As the state of Minnesota begins to tighten its collective budgetary belt, the University is already looking leaner. In a study presented to the Board of Regents last week, the American Association of University Professors reported the University had fallen two spots in the amount paid for full-time professors’ salaries. Although not the only criterion a potential professor considers, this data is an objective measure of faculty recruiting and could be a harbinger of darker days.

It is natural to expect the best and the brightest to go where they are best compensated. Indeed, according to the survey, the highest-paid faculty belongs to none other than Harvard University. And although students learn more with well-equipped libraries, research opportunities and modern classrooms, in the end the quality of their education, in important ways, comes down to the quality of the person on the other side of the podium. It is through the professor that the material is learned, that the subject is made the student’s own. The University has no more valuable resource. To ensure the quality of the University’s education, the University must be capable to compensate its faculty as they deserve.

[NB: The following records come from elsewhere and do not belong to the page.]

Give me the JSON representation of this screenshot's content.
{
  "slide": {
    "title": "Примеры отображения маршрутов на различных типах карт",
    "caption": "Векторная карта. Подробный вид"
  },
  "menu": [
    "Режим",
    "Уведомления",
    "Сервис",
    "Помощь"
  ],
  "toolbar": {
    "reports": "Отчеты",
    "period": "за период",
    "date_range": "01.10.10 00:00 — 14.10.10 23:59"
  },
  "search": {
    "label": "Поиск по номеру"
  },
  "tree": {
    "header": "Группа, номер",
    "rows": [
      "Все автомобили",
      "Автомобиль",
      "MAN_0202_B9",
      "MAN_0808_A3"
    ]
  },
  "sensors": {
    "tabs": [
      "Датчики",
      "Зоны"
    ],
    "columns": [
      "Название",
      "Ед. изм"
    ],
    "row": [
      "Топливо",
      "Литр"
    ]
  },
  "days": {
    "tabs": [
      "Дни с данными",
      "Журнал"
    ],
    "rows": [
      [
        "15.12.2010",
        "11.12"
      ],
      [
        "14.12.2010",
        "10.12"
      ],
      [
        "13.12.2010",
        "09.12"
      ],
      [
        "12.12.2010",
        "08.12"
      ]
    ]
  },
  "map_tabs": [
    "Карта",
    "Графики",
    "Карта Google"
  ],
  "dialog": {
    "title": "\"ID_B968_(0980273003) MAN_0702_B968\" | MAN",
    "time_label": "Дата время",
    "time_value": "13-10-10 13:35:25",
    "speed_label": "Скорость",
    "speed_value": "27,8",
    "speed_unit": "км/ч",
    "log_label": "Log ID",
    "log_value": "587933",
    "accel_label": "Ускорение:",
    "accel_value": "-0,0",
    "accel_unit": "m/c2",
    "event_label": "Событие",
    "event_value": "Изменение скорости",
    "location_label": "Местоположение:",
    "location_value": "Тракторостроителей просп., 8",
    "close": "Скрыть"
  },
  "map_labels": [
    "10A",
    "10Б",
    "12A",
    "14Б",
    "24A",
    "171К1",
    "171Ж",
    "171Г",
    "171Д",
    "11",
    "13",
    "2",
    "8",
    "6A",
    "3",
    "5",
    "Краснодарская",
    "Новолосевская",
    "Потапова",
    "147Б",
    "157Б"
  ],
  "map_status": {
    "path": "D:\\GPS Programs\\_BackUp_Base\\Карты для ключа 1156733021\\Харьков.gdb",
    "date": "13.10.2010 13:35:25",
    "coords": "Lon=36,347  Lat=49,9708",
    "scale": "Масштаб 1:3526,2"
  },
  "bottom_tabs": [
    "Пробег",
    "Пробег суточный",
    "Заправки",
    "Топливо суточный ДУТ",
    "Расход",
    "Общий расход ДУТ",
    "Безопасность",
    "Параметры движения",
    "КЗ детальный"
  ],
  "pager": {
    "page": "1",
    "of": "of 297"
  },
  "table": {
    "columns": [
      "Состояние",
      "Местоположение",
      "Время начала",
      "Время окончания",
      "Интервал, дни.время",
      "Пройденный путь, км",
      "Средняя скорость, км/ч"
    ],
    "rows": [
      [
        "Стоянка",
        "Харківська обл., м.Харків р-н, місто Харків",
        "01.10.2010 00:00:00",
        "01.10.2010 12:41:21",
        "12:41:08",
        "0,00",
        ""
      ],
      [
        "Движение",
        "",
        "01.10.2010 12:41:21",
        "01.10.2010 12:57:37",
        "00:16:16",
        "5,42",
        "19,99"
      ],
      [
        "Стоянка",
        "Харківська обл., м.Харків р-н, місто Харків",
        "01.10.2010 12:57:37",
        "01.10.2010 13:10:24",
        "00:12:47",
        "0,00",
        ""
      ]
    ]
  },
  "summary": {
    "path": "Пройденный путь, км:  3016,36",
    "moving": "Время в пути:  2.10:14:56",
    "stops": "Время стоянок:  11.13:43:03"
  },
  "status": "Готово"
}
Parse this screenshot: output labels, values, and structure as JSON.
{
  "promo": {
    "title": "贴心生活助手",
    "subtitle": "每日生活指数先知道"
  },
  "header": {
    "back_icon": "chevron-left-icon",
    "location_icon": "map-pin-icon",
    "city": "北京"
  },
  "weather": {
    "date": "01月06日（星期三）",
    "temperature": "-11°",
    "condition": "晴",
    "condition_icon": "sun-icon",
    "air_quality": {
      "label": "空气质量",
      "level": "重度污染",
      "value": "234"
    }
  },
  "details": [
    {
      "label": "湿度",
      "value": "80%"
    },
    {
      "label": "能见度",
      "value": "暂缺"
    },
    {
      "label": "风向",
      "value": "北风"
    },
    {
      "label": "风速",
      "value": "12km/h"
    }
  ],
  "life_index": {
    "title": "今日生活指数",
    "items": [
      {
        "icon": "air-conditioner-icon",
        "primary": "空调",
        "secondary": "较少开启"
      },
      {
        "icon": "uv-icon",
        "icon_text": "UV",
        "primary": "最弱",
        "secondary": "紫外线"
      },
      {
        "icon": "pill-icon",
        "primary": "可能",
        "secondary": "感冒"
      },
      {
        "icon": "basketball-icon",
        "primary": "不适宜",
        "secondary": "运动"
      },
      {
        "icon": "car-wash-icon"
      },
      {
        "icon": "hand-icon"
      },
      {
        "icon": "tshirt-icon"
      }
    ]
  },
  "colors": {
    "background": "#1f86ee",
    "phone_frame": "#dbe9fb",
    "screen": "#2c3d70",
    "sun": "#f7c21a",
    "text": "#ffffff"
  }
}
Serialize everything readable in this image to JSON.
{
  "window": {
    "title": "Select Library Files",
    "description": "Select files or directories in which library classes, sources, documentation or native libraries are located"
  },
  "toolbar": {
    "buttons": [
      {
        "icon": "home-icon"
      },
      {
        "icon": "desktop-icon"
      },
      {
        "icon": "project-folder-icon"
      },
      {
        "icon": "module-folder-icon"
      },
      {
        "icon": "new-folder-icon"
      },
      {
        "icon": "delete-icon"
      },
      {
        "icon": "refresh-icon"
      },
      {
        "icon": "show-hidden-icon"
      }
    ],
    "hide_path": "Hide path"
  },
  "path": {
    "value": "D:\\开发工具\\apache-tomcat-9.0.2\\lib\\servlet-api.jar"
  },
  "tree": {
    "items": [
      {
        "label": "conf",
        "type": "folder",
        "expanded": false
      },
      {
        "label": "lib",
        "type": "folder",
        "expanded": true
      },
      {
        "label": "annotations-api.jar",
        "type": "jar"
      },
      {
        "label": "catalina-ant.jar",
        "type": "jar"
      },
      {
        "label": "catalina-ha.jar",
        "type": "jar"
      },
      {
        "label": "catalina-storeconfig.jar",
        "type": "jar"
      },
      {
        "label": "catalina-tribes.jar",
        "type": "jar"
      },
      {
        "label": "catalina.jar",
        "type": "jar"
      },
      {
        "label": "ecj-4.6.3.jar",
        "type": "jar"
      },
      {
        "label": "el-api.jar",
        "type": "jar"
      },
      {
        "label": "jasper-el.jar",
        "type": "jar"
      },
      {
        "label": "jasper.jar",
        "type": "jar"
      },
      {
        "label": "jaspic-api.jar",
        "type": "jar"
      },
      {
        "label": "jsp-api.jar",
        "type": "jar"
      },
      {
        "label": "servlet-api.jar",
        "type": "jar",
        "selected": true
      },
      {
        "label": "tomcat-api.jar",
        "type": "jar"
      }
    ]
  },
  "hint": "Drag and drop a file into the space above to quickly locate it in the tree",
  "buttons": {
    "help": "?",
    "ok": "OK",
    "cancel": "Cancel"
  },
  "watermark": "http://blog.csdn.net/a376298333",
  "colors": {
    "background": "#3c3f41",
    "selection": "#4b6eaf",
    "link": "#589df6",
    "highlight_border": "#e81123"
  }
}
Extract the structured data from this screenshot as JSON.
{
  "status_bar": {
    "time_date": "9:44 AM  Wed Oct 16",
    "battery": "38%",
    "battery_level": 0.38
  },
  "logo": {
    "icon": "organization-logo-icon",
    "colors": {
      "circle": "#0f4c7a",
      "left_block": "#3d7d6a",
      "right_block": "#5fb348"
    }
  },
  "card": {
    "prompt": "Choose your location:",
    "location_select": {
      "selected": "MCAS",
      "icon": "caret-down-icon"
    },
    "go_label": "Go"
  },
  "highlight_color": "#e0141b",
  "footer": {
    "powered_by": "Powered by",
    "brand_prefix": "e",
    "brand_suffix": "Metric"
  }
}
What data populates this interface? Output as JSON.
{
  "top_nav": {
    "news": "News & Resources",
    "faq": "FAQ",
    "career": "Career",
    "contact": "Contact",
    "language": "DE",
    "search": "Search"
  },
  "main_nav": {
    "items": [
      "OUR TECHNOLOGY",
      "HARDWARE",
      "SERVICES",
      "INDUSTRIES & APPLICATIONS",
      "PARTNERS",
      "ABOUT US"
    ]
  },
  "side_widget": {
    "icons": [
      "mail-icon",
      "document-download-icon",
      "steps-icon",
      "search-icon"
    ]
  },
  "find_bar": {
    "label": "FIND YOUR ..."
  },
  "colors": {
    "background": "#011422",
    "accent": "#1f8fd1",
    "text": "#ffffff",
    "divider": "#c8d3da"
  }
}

There are factors other than salary that faculty take into account. Professors seek prestigious and renowned programs with which to associate themselves and enhance their own reputations. They desire stability and job security. They want to be part of a vibrant campus. So salary is not completely determinative. However, the current budget crunch also potentially damages the University in these other areas. University President Robert Bruininks has promised to evaluate all departments and consider nothing sacred when it comes to cuts. Although economically necessary, this instability would be a minus factor – on top of the reduced salary – for a faculty member considering joining or leaving the University.

As the legislators in St. Paul preach fiscal responsibility, they should bear this in mind: The University is already falling behind. Although the change is not yet drastic, to maintain itself as a premier research institution the University must retain its excellent faculty. If salaries become even less competitive and departments are unstable, the University could become a body without a spirit.